Patients across the province are seeing the consequences. There were almost 200 emergency department closures in the first half of 2025. Analysis of ER closure data by Health Data BC demonstrates the disproportionate impacts of the crisis in rural, remote and Indigenous communities. This data, obtained via a Freedom of Information request, documents 1,800 unplanned ER closures between January 2023 and April 2025.

The data is revealing. In northern BC, Chetwynd’s hospital was closed 196 times – the closest hospitals are over an hour away. The ER in neighboring Hudson’s Hope was closed 182 times. Mackenzie’s hospital was closed 177 times – patients were forced to drive to Prince George, more than two hours away. During the 2025 holiday season, repeated ER closures in 100 Mile House forced paramedics to drive patients nearly 100 kilometres to Williams Lake.

In each case, longer distances and delays placed added strain on paramedics, who must work harder to keep patients alive in transit.

Even when rural emergency rooms remain open, access to care is not guaranteed. Until recently, the northwest community of Stewart only had two medics to serve roughly 500 residents. When both medics were unavailable last summer (one on medical leave, the other on a much-needed vacation) 911 callers were told it would take up to five hours for responders to drive up from Houston.

The failure is not on these overextended medics, but on a system that refuses to make necessary investment in public healthcare.  As journalist Rob Shaw points out, northwest BC’s mining bonanza has led to “billions of dollars of industrial activity [flowing] in and around the community. And yet, it can’t even get basic emergency services from the province.”

Similarly, the northern town of Kitwanga, located about halfway between Houston and Stewart, has been lobbying the province for almost a decade to replace its ambulance station. The station is currently unusable due to mold infestation. In this case, the province is willing to fund paramedics for the town and the three local First Nations, but so far has refused to provide a safe site for them to work.

All of this is preventable. Addressing paramedic burnout requires more than mental health supports: it means eliminating the conditions that produce it. No healthcare worker should be forced to choose between stress leave and unsafe workloads, and no patient should have to travel hundreds of kilometres for basic emergency care.

What is needed is a major expansion of public healthcare, particularly community-based primary and preventative services, so that emergency rooms are not overwhelmed by unmet primary care needs. As the BC Rural Health Network has argued, the system must shift from a reactive model to one that proactively supports health and wellbeing in rural communities.

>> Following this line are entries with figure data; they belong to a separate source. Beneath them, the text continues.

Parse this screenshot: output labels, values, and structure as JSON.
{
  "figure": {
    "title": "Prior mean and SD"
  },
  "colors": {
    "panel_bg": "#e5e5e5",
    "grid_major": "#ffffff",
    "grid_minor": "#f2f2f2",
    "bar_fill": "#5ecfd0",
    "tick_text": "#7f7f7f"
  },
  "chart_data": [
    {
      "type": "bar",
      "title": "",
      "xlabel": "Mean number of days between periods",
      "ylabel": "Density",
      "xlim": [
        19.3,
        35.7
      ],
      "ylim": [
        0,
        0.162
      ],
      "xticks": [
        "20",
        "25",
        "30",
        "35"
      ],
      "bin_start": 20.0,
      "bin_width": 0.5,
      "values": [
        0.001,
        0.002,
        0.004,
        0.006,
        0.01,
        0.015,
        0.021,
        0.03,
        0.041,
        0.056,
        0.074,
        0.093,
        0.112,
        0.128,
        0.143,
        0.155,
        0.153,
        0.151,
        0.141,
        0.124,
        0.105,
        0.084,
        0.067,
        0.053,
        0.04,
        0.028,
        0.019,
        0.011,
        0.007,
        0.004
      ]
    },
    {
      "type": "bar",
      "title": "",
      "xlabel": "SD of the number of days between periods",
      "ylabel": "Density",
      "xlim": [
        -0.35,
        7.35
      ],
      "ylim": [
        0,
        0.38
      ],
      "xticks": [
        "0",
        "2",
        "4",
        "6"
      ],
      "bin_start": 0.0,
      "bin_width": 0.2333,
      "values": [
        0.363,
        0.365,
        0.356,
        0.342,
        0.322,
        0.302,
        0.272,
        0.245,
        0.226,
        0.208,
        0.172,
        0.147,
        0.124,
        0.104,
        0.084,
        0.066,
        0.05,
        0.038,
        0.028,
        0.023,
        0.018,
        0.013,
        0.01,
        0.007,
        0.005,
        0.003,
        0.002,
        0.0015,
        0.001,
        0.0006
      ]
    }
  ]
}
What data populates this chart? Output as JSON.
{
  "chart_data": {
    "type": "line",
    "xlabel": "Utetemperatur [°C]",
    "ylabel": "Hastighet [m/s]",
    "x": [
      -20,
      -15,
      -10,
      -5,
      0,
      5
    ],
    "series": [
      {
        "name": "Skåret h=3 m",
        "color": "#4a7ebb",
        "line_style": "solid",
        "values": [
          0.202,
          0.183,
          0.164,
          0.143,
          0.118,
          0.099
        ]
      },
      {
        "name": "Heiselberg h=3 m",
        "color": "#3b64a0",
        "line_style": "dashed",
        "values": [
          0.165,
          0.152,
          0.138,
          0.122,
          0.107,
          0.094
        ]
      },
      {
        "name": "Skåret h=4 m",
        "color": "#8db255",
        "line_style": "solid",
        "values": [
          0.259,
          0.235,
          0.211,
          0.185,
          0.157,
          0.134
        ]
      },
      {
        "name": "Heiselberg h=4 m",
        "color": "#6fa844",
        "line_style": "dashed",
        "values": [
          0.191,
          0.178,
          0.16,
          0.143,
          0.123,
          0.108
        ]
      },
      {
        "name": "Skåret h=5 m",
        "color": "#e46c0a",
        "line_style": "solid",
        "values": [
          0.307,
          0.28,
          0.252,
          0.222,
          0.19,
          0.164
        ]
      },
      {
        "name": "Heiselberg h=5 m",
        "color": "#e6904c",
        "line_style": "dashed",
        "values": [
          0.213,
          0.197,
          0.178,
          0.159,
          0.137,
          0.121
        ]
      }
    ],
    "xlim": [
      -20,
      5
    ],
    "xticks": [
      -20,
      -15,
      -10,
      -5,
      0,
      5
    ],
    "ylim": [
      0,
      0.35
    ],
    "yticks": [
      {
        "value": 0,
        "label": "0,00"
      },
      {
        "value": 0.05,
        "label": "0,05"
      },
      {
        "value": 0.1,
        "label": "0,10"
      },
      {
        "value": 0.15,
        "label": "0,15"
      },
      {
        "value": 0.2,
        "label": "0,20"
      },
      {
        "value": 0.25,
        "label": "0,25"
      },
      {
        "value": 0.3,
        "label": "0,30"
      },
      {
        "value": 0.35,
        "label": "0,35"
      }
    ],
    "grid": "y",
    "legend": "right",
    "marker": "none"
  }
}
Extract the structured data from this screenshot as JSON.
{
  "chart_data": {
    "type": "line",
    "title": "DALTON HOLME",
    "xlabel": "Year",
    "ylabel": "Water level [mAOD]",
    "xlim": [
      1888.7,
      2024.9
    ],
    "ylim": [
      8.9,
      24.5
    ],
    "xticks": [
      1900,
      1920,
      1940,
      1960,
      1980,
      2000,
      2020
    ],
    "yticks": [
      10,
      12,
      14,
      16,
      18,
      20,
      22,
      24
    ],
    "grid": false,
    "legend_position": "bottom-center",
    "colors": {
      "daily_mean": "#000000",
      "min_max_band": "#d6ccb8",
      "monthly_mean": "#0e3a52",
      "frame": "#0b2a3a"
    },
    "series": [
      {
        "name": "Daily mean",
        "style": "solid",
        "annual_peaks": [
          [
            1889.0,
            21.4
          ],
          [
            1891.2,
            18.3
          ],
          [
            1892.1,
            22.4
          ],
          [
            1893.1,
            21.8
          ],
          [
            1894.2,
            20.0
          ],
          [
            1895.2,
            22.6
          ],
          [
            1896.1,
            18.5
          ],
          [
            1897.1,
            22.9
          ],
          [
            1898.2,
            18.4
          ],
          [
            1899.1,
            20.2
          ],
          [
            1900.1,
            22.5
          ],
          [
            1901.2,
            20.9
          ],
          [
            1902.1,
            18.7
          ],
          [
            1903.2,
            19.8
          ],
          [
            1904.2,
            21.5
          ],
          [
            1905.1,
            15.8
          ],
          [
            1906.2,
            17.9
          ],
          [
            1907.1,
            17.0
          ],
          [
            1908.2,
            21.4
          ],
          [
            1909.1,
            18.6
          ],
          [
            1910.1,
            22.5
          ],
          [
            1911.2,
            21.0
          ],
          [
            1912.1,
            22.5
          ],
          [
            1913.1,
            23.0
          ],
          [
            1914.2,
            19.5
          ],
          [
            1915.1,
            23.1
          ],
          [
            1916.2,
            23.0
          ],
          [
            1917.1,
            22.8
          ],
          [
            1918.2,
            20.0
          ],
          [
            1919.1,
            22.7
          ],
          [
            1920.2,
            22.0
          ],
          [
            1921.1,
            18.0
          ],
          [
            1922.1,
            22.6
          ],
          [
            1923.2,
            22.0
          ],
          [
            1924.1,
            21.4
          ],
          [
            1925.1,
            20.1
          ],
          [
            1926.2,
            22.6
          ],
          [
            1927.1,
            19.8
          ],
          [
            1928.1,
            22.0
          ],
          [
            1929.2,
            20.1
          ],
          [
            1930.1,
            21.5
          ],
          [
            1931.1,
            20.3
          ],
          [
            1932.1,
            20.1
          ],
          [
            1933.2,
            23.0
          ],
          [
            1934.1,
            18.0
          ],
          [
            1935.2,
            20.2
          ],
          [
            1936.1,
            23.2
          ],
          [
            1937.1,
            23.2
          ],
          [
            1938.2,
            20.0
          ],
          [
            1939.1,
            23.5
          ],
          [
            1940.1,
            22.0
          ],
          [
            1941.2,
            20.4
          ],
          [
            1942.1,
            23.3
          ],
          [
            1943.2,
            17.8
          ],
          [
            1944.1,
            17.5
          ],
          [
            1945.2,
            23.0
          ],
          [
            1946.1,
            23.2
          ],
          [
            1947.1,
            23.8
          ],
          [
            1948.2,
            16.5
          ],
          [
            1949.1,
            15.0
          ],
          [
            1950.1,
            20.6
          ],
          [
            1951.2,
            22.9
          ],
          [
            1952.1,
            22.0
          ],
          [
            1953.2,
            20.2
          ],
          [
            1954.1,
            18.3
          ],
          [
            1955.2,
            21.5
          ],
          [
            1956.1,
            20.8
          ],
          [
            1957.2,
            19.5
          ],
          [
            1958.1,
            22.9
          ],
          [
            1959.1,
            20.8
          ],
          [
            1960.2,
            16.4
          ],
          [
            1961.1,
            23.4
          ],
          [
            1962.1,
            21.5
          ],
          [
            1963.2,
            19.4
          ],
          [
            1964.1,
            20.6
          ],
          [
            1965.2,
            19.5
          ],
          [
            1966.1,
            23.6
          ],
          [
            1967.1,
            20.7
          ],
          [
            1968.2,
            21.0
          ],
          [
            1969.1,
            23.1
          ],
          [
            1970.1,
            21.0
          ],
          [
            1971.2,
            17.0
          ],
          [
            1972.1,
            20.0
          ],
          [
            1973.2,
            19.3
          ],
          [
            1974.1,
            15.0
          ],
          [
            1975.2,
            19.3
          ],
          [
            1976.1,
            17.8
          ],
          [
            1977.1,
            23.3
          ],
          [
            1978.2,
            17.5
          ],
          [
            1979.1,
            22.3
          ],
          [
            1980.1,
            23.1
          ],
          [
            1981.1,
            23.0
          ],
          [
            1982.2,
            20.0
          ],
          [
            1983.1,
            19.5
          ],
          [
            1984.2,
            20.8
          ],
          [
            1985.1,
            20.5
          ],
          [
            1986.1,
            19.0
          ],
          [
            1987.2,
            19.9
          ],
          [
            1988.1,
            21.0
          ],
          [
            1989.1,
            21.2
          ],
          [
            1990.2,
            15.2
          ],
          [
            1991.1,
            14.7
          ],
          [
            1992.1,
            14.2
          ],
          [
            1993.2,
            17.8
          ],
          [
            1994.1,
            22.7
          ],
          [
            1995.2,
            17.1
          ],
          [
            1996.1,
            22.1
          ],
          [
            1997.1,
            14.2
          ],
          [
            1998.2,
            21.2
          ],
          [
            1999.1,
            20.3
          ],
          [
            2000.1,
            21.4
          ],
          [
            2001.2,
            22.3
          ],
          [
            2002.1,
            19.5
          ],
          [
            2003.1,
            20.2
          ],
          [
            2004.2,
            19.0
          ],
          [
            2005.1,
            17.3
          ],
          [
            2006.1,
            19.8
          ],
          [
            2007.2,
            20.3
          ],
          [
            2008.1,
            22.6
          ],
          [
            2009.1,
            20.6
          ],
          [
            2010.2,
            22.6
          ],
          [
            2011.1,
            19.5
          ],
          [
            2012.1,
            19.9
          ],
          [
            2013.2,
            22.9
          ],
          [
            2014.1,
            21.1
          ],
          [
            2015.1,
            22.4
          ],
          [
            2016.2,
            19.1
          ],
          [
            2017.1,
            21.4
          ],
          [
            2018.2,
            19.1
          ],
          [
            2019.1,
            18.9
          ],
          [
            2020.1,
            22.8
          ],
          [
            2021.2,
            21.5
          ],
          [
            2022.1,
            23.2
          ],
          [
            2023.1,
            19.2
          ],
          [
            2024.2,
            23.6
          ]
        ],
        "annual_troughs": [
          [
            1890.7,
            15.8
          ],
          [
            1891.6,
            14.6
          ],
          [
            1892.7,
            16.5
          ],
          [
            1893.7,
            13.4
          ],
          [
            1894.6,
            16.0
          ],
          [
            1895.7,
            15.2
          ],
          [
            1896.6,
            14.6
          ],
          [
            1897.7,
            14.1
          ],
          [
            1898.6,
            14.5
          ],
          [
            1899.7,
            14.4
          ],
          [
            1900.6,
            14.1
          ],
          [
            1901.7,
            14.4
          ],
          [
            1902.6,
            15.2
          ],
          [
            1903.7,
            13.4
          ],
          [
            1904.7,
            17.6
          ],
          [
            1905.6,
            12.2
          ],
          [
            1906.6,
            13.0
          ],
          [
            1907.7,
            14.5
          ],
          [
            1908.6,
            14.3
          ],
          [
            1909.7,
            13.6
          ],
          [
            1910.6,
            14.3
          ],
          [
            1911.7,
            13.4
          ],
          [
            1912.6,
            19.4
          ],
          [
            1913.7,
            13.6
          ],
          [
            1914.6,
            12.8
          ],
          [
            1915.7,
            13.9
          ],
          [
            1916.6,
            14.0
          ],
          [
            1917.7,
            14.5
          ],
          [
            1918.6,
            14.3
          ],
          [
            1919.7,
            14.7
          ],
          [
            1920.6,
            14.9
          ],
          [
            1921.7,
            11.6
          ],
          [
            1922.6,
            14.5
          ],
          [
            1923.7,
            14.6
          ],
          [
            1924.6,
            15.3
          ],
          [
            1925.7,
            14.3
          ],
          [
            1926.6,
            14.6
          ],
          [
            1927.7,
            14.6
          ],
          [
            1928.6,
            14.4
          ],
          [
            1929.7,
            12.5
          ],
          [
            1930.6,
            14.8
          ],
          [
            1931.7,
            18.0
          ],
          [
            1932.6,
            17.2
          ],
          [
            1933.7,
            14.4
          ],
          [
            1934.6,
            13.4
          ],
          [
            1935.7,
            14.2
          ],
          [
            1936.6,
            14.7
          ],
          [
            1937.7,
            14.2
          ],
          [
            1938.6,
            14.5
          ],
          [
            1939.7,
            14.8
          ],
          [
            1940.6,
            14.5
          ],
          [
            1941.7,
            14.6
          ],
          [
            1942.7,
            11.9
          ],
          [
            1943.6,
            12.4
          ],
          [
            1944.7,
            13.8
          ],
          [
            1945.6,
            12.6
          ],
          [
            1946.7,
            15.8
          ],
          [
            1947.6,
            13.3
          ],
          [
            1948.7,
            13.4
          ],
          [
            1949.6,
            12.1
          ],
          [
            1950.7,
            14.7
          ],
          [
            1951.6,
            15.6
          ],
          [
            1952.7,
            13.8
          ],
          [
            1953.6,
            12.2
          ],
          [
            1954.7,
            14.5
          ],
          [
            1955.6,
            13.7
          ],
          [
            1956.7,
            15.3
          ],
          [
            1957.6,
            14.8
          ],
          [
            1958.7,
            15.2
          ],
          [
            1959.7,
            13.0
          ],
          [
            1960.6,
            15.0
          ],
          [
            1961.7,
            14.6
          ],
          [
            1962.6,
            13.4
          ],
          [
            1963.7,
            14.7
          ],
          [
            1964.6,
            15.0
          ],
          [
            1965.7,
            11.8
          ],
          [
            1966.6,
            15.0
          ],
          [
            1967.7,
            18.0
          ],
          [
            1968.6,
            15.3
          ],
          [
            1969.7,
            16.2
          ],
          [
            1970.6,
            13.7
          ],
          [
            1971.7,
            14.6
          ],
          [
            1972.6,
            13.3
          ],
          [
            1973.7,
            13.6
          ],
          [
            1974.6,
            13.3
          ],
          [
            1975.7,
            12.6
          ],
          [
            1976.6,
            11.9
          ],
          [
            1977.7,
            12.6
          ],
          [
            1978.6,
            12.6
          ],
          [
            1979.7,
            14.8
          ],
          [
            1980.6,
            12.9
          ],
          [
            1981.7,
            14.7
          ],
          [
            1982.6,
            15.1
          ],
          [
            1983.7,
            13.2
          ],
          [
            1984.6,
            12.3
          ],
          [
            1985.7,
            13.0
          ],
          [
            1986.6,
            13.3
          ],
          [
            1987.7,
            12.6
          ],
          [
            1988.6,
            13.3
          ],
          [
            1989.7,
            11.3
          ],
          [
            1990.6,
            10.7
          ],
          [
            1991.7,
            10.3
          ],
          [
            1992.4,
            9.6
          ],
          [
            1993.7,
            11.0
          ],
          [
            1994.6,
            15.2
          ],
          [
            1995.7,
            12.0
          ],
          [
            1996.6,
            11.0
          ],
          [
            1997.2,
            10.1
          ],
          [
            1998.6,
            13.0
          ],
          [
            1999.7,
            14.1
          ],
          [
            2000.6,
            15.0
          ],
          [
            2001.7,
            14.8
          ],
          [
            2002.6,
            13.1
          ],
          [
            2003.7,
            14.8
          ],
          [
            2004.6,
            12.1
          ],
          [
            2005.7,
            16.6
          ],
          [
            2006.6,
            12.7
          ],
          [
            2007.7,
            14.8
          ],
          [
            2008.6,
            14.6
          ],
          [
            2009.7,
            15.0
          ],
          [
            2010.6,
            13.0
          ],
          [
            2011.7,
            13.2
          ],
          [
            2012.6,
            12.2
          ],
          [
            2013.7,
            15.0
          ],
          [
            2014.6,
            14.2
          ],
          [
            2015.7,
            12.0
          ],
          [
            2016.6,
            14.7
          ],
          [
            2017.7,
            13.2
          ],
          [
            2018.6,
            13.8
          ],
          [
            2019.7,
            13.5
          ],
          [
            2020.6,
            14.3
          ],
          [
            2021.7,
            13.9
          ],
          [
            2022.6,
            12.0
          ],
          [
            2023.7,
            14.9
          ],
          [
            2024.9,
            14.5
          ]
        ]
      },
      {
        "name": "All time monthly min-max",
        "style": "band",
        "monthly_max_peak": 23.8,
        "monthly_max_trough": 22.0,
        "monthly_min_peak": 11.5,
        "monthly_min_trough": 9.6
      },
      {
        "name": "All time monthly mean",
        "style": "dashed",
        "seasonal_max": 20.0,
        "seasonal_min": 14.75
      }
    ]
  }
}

From a class perspective, the crisis reflects political choices about where resources are directed. Stopgap measures like a travelling paramedic program may provide temporary relief, but they do not address chronic understaffing rooted in underinvestment. At the same time, spending within BC’s health authorities has increasingly flowed toward administrative and corporate expenditures, while frontline services face shortages.

More broadly, public funds continue to be diverted toward military expansion and industrial enrichment rather than social needs. The result is a system that asks workers to do more with less while communities are left without care. Reversing this trend requires sustained public investment in healthcare infrastructure and staffing, and a reorientation of priorities toward meeting human needs rather than preserving existing economic and political arrangements.